日本株政変ラリーはほぼスルーしたNY市場だが、ミスターキシダの登板に関してはメディア報道も目立ち、ウォール街でも話題になった。
「アベノミクス批判論者と聞き及ぶが、所得再配分を経済政策として掲げてきたからか」
世界の成長株を追うトレーダーらしい「素朴な疑問」だ。

とは言え今や「政変」と言えば、欧米市場の関心はメルケル首相後継に揺れるドイツへ集中している。
ドイツ政界は乱立気味の政党間の駆け引きによる連立政権樹立の動きだが、日本の政界では与党自民党の構図は変わらず、その党内の派閥争いという特殊性がある。この「党内派閥の駆け引き」は毎回ながら説明に苦労するところだが、結局「旧態依然」と見られ、「大きな変化は期待できない」との評価になる。

それゆえ現場の反応としては、日本関連としてほぼ同じタイミングで報道された「GPIF、中国国債運用見送り」の方が情報の鮮度もあり注目度も高い。
米国大手金融機関は米国市場飽和状態の中で長期戦略として中国市場進出にしのぎを削っているところだ。バイデン政権は中国回避・包囲政策に傾斜しているが、トランプ政権時代でも米国金融界トップたちの北京詣では続いていた。そこに中国と距離も近い日本の公的年金基金が中国回避とも映る運用方針転換に動いたとなると気になる出来事だ。たまたまNY市場内のZoom会議に招待され、日本の政局について説明を求められたのだが、質疑応答ではGPIFの真意を探る姿勢が印象的であった。

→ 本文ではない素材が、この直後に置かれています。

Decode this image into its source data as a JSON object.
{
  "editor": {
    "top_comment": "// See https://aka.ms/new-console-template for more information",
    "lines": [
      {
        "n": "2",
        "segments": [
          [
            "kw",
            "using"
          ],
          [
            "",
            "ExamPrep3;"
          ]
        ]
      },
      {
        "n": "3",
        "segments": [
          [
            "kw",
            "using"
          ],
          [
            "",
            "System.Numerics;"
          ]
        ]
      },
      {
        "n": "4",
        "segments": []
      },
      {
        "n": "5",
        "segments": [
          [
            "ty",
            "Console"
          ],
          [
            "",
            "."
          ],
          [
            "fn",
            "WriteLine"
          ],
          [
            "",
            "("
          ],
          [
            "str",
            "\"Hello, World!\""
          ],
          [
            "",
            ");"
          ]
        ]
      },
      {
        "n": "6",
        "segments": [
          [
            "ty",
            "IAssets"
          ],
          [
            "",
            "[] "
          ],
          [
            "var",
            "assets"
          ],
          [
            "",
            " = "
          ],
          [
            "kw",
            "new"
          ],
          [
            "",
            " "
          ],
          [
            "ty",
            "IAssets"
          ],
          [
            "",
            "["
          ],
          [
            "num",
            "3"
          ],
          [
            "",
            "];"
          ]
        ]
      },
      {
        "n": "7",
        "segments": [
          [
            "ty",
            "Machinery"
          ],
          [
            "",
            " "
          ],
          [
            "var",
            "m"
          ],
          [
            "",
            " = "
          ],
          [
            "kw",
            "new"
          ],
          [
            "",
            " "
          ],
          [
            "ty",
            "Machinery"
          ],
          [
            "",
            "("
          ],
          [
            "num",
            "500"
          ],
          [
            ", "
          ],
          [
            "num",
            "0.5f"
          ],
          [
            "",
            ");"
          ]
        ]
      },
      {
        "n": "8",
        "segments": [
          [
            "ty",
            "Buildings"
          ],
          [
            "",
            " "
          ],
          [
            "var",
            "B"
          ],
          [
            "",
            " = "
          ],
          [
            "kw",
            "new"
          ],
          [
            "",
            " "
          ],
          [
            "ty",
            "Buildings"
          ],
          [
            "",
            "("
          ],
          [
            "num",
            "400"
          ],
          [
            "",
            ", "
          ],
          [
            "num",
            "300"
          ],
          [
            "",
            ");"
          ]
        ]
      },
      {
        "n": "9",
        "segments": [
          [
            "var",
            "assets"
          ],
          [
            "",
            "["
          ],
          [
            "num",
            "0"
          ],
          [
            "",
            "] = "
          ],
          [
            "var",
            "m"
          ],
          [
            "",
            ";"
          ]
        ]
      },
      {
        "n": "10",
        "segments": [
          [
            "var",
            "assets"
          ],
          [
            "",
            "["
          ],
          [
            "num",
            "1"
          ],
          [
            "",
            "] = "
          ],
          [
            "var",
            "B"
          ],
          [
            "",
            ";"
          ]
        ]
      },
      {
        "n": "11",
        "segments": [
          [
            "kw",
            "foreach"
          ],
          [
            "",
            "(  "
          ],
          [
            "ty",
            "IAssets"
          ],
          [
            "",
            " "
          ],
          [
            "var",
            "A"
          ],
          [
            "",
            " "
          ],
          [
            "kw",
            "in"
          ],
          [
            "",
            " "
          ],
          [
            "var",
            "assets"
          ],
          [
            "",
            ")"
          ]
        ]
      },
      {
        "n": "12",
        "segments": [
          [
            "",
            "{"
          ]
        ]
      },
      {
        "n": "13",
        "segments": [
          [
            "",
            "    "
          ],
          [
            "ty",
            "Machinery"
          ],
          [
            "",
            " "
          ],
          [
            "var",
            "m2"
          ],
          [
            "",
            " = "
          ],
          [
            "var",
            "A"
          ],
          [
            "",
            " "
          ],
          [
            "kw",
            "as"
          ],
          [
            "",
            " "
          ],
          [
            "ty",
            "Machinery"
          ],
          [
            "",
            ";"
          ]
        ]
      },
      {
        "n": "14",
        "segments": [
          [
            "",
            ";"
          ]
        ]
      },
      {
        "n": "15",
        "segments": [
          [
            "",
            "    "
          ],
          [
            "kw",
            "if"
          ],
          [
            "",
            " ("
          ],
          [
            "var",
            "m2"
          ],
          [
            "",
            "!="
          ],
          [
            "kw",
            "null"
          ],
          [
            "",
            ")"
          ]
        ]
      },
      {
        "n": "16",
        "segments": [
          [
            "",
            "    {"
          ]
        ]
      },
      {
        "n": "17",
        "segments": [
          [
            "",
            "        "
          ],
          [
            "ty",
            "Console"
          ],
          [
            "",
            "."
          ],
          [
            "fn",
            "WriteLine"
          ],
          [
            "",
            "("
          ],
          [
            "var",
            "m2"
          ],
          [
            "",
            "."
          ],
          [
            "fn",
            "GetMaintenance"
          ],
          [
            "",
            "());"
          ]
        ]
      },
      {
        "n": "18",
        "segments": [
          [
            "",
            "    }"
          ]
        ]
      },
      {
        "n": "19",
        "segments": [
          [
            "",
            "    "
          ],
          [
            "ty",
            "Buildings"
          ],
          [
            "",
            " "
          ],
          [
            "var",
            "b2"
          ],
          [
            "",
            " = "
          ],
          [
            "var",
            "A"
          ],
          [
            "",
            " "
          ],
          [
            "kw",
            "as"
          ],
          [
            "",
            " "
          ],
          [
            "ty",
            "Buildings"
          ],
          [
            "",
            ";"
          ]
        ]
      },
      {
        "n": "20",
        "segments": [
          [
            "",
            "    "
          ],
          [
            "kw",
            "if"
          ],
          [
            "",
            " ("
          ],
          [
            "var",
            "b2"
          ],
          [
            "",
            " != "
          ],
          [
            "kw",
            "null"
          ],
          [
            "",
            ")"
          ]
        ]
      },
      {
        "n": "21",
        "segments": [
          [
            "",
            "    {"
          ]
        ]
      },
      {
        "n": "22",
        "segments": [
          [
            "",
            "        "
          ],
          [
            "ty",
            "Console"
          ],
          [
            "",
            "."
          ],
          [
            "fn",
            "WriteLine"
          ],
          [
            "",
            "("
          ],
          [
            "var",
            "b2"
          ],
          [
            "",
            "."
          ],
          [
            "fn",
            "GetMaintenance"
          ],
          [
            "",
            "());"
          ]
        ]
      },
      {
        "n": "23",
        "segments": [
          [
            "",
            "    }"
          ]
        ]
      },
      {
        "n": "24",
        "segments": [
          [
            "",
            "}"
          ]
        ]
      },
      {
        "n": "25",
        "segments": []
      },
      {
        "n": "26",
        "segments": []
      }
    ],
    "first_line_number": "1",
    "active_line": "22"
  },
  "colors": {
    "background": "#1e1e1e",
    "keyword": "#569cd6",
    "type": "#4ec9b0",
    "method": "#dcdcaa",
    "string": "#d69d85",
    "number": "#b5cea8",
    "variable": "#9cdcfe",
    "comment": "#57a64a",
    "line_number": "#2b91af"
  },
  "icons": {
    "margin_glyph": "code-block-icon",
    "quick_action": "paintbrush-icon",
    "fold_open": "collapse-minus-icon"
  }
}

そしてヘッジファンド筋からは「円安」についての興味が目立った。久しく「休火山」状態と見られていたドル・円の通貨ペアに米国発金利差要因により、円安進行という新たな状況が起こりつつある。115円程度まで円売りポジションを積み上げ、深追いしてみたいとの本音が透けた。最近は専らドル・ユーロの通貨ペアを荒らしてきたが、その売買サイクルが一巡したところで格好の標的が現れたと受け止めている。たまたま29日に開催されたECB中央銀行フォーラムでのミスタークロダの発言も報道され、市場内にはFRBの利上げ路線に対して周回遅れの日銀との認識が漂う。ミスターキシダよりミスタークロダの名が挙がる場面の方が多かった。

円安の方向性は共有されているのであとは市場のモメンタム(勢い)次第だ。通貨投機筋にしてみれば後講釈は何とでもなる。行けるところまで行ってみたい。ユーロ売買もかなり深追いして臨界点近しとのタイミングでポジションを一気にひっくり返したとの思いがある。

円に関しては日本勢が納得できる理論的裏付けがないと動かない、或いは動けない。理屈抜きに市場の流れを重視する欧米通貨投機筋の視点では先手を取りやすいとの見立てが目立つ。今回の円安の流れも、まずは円売り攻勢の波状攻撃を仕掛け、それでも円安が進行しなければ早々に手仕舞う展開が予想される。
「まずはnext week(来週)が最初の勝負どころ」
短期売買に徹するヘッジファンドの呟きが印象的であった。